Teams can also be brutal and competitive. Sometimes that spirit is turned outward toward the race and trying to win, and sometimes it’s turned inward toward competition within the team itself. I’ve never been a high-level athlete, so I’ve never been part of a team like that. What I’m looking for on a team is mutual support and encouragement to be our best.
A person can row by themselves. They can take a scull out on the water for a solo row. They can sit on the rowing machine in the gym, push with their legs and pull with their arms, and get a good workout. But rowing as part of a team gives a feeling of power and unity that rowing alone can’t provide. A boat with eight rowers, all pulling together, streaks across the water. Bodies and spirits in unison, they do more together than they ever could alone.
Church is a team. Unlike rowing, no one person can be a church by themselves. We need one another on our spiritual journeys. We encourage each other and bear witness to the honesty of our souls. We don't have to compete against each other; after all, there's nothing to win. We can help each person be the best they can be. We come with our grief, our joy, and our longing to make a difference in the world. Together, our grief is comforted, our joy amplified, and difference greater than we can make alone.

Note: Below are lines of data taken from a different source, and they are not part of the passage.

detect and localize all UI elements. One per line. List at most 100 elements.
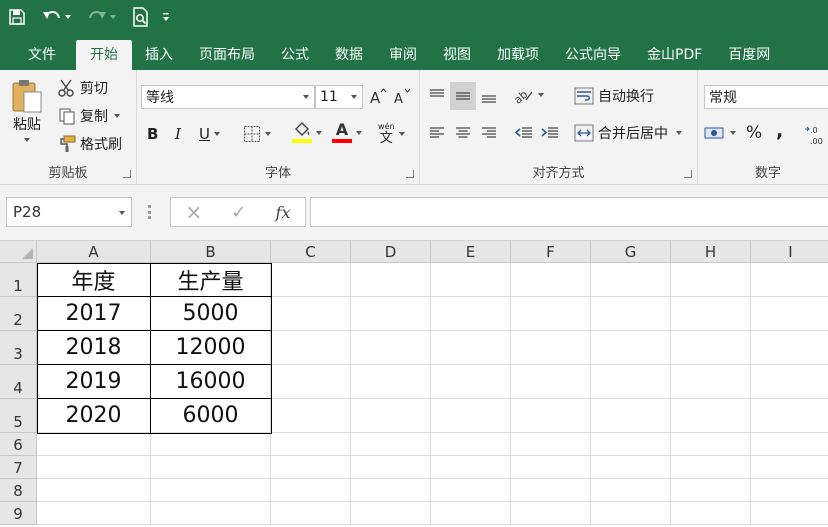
tab-review[interactable]: 审阅 xyxy=(376,40,430,70)
cell-i7[interactable] xyxy=(751,456,828,479)
cell-g8[interactable] xyxy=(591,479,671,502)
underline-dropdown-icon[interactable] xyxy=(213,132,220,136)
italic-button[interactable]: I xyxy=(175,125,181,143)
cell-f6[interactable] xyxy=(511,433,591,456)
cell-h8[interactable] xyxy=(671,479,751,502)
font-name-combobox[interactable]: 等线 xyxy=(141,85,315,109)
cell-e4[interactable] xyxy=(431,365,511,399)
number-format-combobox[interactable]: 常规 xyxy=(704,85,828,109)
align-left-button[interactable] xyxy=(428,124,446,142)
align-middle-button[interactable] xyxy=(450,82,476,110)
tab-add-ins[interactable]: 加载项 xyxy=(484,40,552,70)
cell-i2[interactable] xyxy=(751,297,828,331)
cell-c8[interactable] xyxy=(271,479,351,502)
cell-h9[interactable] xyxy=(671,502,751,525)
tab-formula-wizard[interactable]: 公式向导 xyxy=(552,40,634,70)
cell-i1[interactable] xyxy=(751,263,828,297)
cell-i6[interactable] xyxy=(751,433,828,456)
redo-button[interactable] xyxy=(87,5,116,29)
cell-i4[interactable] xyxy=(751,365,828,399)
copy-dropdown-icon[interactable] xyxy=(114,114,120,118)
cell-h3[interactable] xyxy=(671,331,751,365)
cell-a1[interactable]: 年度 xyxy=(37,263,151,297)
cell-d1[interactable] xyxy=(351,263,431,297)
print-preview-icon[interactable] xyxy=(132,5,150,29)
cell-f3[interactable] xyxy=(511,331,591,365)
increase-decimal-button[interactable]: .0.00 xyxy=(804,124,828,146)
font-color-button[interactable]: A xyxy=(332,122,362,143)
tab-home[interactable]: 开始 xyxy=(76,40,132,70)
cell-i5[interactable] xyxy=(751,399,828,433)
alignment-dialog-launcher-icon[interactable] xyxy=(684,170,692,178)
cell-b3[interactable]: 12000 xyxy=(151,331,271,365)
align-top-button[interactable] xyxy=(426,84,448,108)
increase-indent-button[interactable] xyxy=(540,124,560,142)
row-header-5[interactable]: 5 xyxy=(0,399,37,433)
merge-center-dropdown-icon[interactable] xyxy=(676,131,682,135)
insert-function-icon[interactable]: fx xyxy=(276,203,291,222)
cell-f9[interactable] xyxy=(511,502,591,525)
align-bottom-button[interactable] xyxy=(478,84,500,108)
cell-e7[interactable] xyxy=(431,456,511,479)
save-icon[interactable] xyxy=(8,5,26,29)
name-box-dropdown-icon[interactable] xyxy=(119,210,125,238)
cell-g9[interactable] xyxy=(591,502,671,525)
percent-style-button[interactable]: % xyxy=(746,123,762,143)
cell-g3[interactable] xyxy=(591,331,671,365)
comma-style-button[interactable]: , xyxy=(776,120,783,142)
cell-f5[interactable] xyxy=(511,399,591,433)
row-header-9[interactable]: 9 xyxy=(0,502,37,525)
font-size-combobox[interactable]: 11 xyxy=(315,85,363,109)
tab-page-layout[interactable]: 页面布局 xyxy=(186,40,268,70)
font-size-dropdown-icon[interactable] xyxy=(346,86,362,108)
tab-file[interactable]: 文件 xyxy=(8,40,76,70)
cell-g5[interactable] xyxy=(591,399,671,433)
cell-c5[interactable] xyxy=(271,399,351,433)
row-header-1[interactable]: 1 xyxy=(0,263,37,297)
column-header-i[interactable]: I xyxy=(751,241,828,263)
font-dialog-launcher-icon[interactable] xyxy=(406,170,414,178)
row-header-3[interactable]: 3 xyxy=(0,331,37,365)
column-header-d[interactable]: D xyxy=(351,241,431,263)
cut-button[interactable]: 剪切 xyxy=(58,78,108,98)
column-header-e[interactable]: E xyxy=(431,241,511,263)
cell-f8[interactable] xyxy=(511,479,591,502)
cell-c9[interactable] xyxy=(271,502,351,525)
borders-dropdown-icon[interactable] xyxy=(265,132,271,136)
cell-d4[interactable] xyxy=(351,365,431,399)
cell-h4[interactable] xyxy=(671,365,751,399)
cell-e6[interactable] xyxy=(431,433,511,456)
cell-b1[interactable]: 生产量 xyxy=(151,263,271,297)
column-header-b[interactable]: B xyxy=(151,241,271,263)
orientation-dropdown-icon[interactable] xyxy=(538,93,544,97)
borders-button[interactable] xyxy=(243,125,271,143)
clipboard-dialog-launcher-icon[interactable] xyxy=(123,170,131,178)
tab-data[interactable]: 数据 xyxy=(322,40,376,70)
cell-a2[interactable]: 2017 xyxy=(37,297,151,331)
wrap-text-button[interactable]: 自动换行 xyxy=(574,86,654,106)
column-header-g[interactable]: G xyxy=(591,241,671,263)
cell-b4[interactable]: 16000 xyxy=(151,365,271,399)
bold-button[interactable]: B xyxy=(147,125,158,143)
phonetic-guide-button[interactable]: wén 文 xyxy=(378,122,405,146)
formula-bar-splitter[interactable] xyxy=(148,205,151,219)
font-name-dropdown-icon[interactable] xyxy=(298,86,314,108)
cell-a5[interactable]: 2020 xyxy=(37,399,151,433)
cell-d6[interactable] xyxy=(351,433,431,456)
confirm-entry-icon[interactable]: ✓ xyxy=(231,202,246,223)
cell-c1[interactable] xyxy=(271,263,351,297)
cell-d7[interactable] xyxy=(351,456,431,479)
paste-dropdown-icon[interactable] xyxy=(24,138,30,142)
fill-color-dropdown-icon[interactable] xyxy=(316,130,322,135)
formula-input[interactable] xyxy=(310,197,828,227)
cell-a7[interactable] xyxy=(37,456,151,479)
cancel-entry-icon[interactable]: × xyxy=(186,200,203,224)
cell-d5[interactable] xyxy=(351,399,431,433)
orientation-button[interactable]: ab xyxy=(512,86,544,104)
cell-f4[interactable] xyxy=(511,365,591,399)
cell-c3[interactable] xyxy=(271,331,351,365)
cell-h2[interactable] xyxy=(671,297,751,331)
row-header-4[interactable]: 4 xyxy=(0,365,37,399)
cell-g4[interactable] xyxy=(591,365,671,399)
redo-dropdown-icon[interactable] xyxy=(110,15,116,19)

I’ve discovered during the COVID pandemic that two of the most important things about church for our community are singing hymns together and sharing fellowship together after the service. We need to move our bodies together, standing up to sing (even with our masks on). And we need to break bread together, to share our lives with one another. The ship of our church moves ahead when we pull together. And the movements of our lives are shaped and encouraged by being together in religious community.
You’re on our team if you’re coming to church in person. And you’re on our team if you’re worshiping from home or Zooming into small groups. As the surge of the omicron variant ebbs, I hope more people will feel ready to come to feel the power of being together in person. Together, we have power and movement, in person and online, children and adults, as one team.
One of our members shared this quote from the late Unitarian minister A. Powell Davies with me, and it speaks to my heart:
I come to church because I fall below my own standards and need to be brought back to them. My church renews my courage and my hope. I feel again the love I owe to others. Workaday enthusiasms are not enough; they wear out too soon. I come to church to be cleansed after a week’s life; there are residues of thought and mood that I want to lose. I come to church to be refreshed and comforted by feeling once again that in the mystery of human life something answers the cry in our hearts. Life must have its sacred moments and its holy places.
I come to church because we are better together than we are alone. I am a better minister in partnership with you. I look forward to seeing more and more of you at church, for worship, small groups, or outdoor activities, as we move out of the pandemic.